HOLOPIS.COM, JAKARTA – Pimpinan Jamaah Aolia Gunungkidul Yogyakarta yakni KH Raden Ibnu Hajar Sholeh Pranolo alias Mbah Benu ngaku sudah menghubungi Allah SWT secara langsung untuk mempertanyakan kapan hari raya idulfitri 1445 H.
Ini yang menjadi alasan mengapa jamaah Aolia di Dusun Panggang III, Giriaharjo, Kabupaten Gunungkidul menggelar salat Idul Fitri (Ied) lebih awal dari yang lainnya, yakni pada hari Jumat, 5 April 2024 kemarin.
Setidaknya ada 190 jamaah Aolia sudah berbuka, menyantap berbagai jenis hidangan khas Lebaran. Perayaan Idul Fitri diawali dengan salat Ied yang dipimpin Mbah Benu.
Dalam penjelasannya, Mbah Benu mengaku tidak mengikuti aturan siapa pun, termasuk memedomani perhitungan dari pemerintah melalui lembaga falakiyah. Akan tetapi ia berkomunikasi langsung dengan Allah SWT.
“Saya tidak pakai perhitungan. Saya telepon langsung kepada Allah Taala,” kata Mbah Benu dalam keterangannya, seperti dikutip Holopis.com, Sabtu (6/4).
Jelas ini berbeda sekali dengan perhitungan yang dipedomani oleh mayoritas umat Islam di Indonesia. Jika merujuk penanggalan hisab dan rukyat Kementerian Agama, Hari Raya Idul Fitri atau 1 Syawal 1445 Hijriah berpotensi jatuh pada 10 April 2024. Jika demikian, maka Lebaran secara nasional akan berbarengan dengan jamaah Muhammadiyah.

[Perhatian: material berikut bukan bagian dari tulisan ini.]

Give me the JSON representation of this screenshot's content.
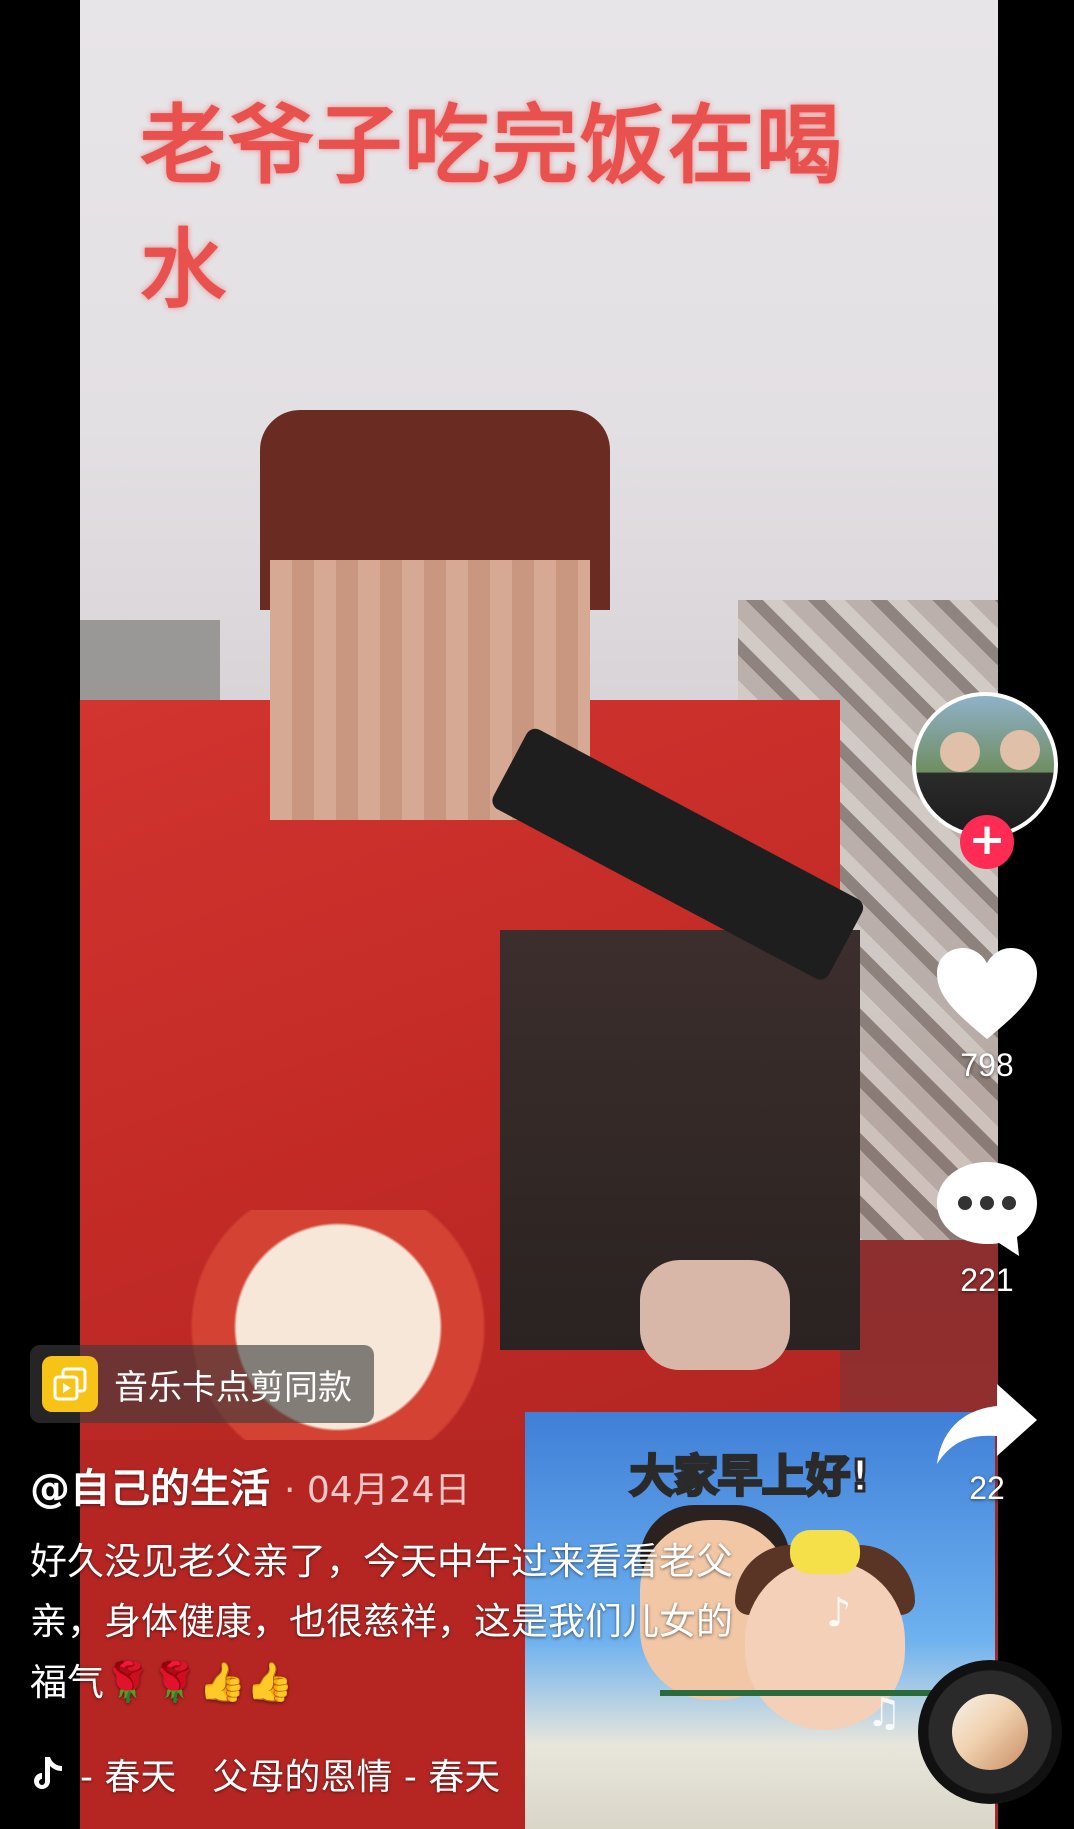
{
  "overlay": {
    "title": "老爷子吃完饭在喝水"
  },
  "inset": {
    "title": "大家早上好!"
  },
  "actions": {
    "likes": "798",
    "comments": "221",
    "shares": "22"
  },
  "follow": {
    "label": "+"
  },
  "template_chip": {
    "label": "音乐卡点剪同款",
    "icon": "template-icon"
  },
  "author": {
    "name": "@自己的生活",
    "date": "· 04月24日"
  },
  "caption": {
    "text": "好久没见老父亲了，今天中午过来看看老父亲，身体健康，也很慈祥，这是我们儿女的福气",
    "emojis": "🌹🌹👍👍"
  },
  "music": {
    "title": "- 春天　父母的恩情 - 春天",
    "icon": "tiktok-note-icon"
  },
  "colors": {
    "accent": "#fe2c55",
    "chip_icon": "#f8c317",
    "overlay_text": "#e8514e"
  }
}
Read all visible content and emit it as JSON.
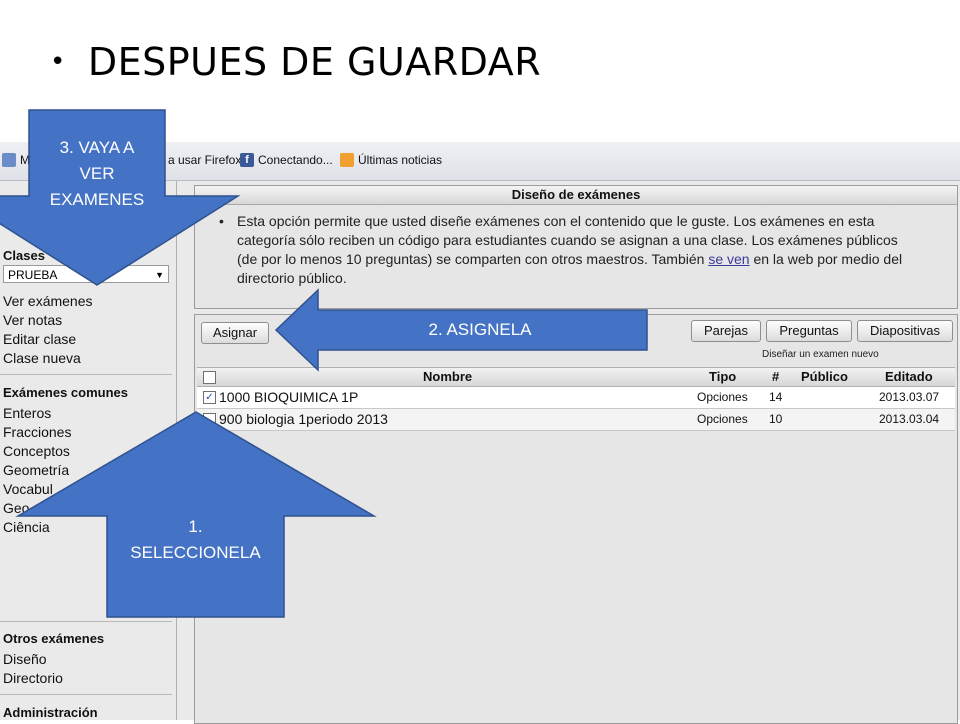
{
  "slide": {
    "bullet": "•",
    "title": "DESPUES DE GUARDAR"
  },
  "bookmarks": [
    {
      "label": "M",
      "icon": "globe-icon"
    },
    {
      "label": "a usar Firefox",
      "icon": ""
    },
    {
      "label": "Conectando...",
      "icon": "facebook-icon"
    },
    {
      "label": "Últimas noticias",
      "icon": "rss-icon"
    }
  ],
  "sidebar": {
    "classes_heading": "Clases",
    "class_select_value": "PRUEBA",
    "class_links": [
      "Ver exámenes",
      "Ver notas",
      "Editar clase",
      "Clase nueva"
    ],
    "common_heading": "Exámenes comunes",
    "common_links": [
      "Enteros",
      "Fracciones",
      "Conceptos",
      "Geometría",
      "Vocabul",
      "Geo",
      "Ciência"
    ],
    "other_heading": "Otros exámenes",
    "other_links": [
      "Diseño",
      "Directorio"
    ],
    "admin_heading": "Administración"
  },
  "design_panel": {
    "title": "Diseño de exámenes",
    "bullet": "•",
    "intro_text": "Esta opción permite que usted diseñe exámenes con el contenido que le guste. Los exámenes en esta categoría sólo reciben un código para estudiantes cuando se asignan a una clase. Los exámenes públicos (de por lo menos 10 preguntas) se comparten con otros maestros. También ",
    "intro_link": "se ven",
    "intro_tail": " en la web por medio del directorio público."
  },
  "toolbar": {
    "assign": "Asignar",
    "pairs": "Parejas",
    "questions": "Preguntas",
    "slides": "Diapositivas",
    "design_new_hint": "Diseñar un examen nuevo"
  },
  "table": {
    "headers": {
      "name": "Nombre",
      "type": "Tipo",
      "count": "#",
      "public": "Público",
      "edited": "Editado"
    },
    "rows": [
      {
        "checked": true,
        "name": "1000 BIOQUIMICA 1P",
        "type": "Opciones",
        "count": "14",
        "public": "",
        "edited": "2013.03.07"
      },
      {
        "checked": false,
        "name": "900 biologia 1periodo 2013",
        "type": "Opciones",
        "count": "10",
        "public": "",
        "edited": "2013.03.04"
      }
    ]
  },
  "callouts": {
    "step1": [
      "1.",
      "SELECCIONELA"
    ],
    "step2": "2. ASIGNELA",
    "step3": [
      "3. VAYA A",
      "VER",
      "EXAMENES"
    ],
    "fill_color": "#4472c4",
    "stroke_color": "#2f528f"
  }
}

Dari komunikasi langsung yang diklaim Mbah Benu, Allah menyebut tanggal 5 April 2024 sebagai Hari Raya Idulfitri 1445 H.
“Ya Allah, sudah tanggal 29 (bulan Ramadan), 1 Syawal-nya kapan?’ Allah Taala bercerita, tanggal 5 (April 2024),” terangnya.
Seklias diketahui Sobat Holopis, bahwa Jamaah Aolia adalah sebuah perkumpulan masyarakat yang memiliki tarikat tersendiri. Perkumpulan ini berdiri sejak tahun 1972 di Desa Giriharjo Panggang, Gunung Kidul. Yogyakarta.
Penggagas Jemaah Aolia adalah Kiai Haji R. Ibnu Hajar Sholeh Prenolo atau yang dikenal dengan Mbah Benu. Sebagai pendiri, Mbah Benu mengajarkan nilai-nilai agama Islam kepada masyarakatnya sambil terlibat secara langsung dalam kehidupan sehari-hari.
Jemaah Aolia menganut ajaran sufisme. Mereka menunjukkan perhatian terhadap masalah lingkungan dan kemanusiaan. Sikap ini sejalan dengan prinsip-prinsip sufisme yang menekankan pada kepedulian terhadap keberlangsungan bumi dan kesejahteraan manusia. Mereka memiliki respons yang kuat tehadap krisis lingkungan dan perubahan iklim.
Ajaran mereka yang beraliran sufi mencerminkan upaya dalam menjawab tantangan zaman dengan pendekatan spiritual dan praktis.
Sementara itu, Mbah Benu selaku pendiri Jemaah Aolia ternyata memiliki riwayat berguru ilmu agama kepada ulama besar. Ia belajar agama di Pesantren Mbulus yang terletak di daerah Maron Purworejo. Di pesantren tersebut, dia belajar dari beberapa ulama, termasuk Gus Jogo Rekso dari Muntilan, Syech Jumadil Kubro yang dimakamkan di Gunung Turgi, dan Sunan Pandanaran dari Klaten.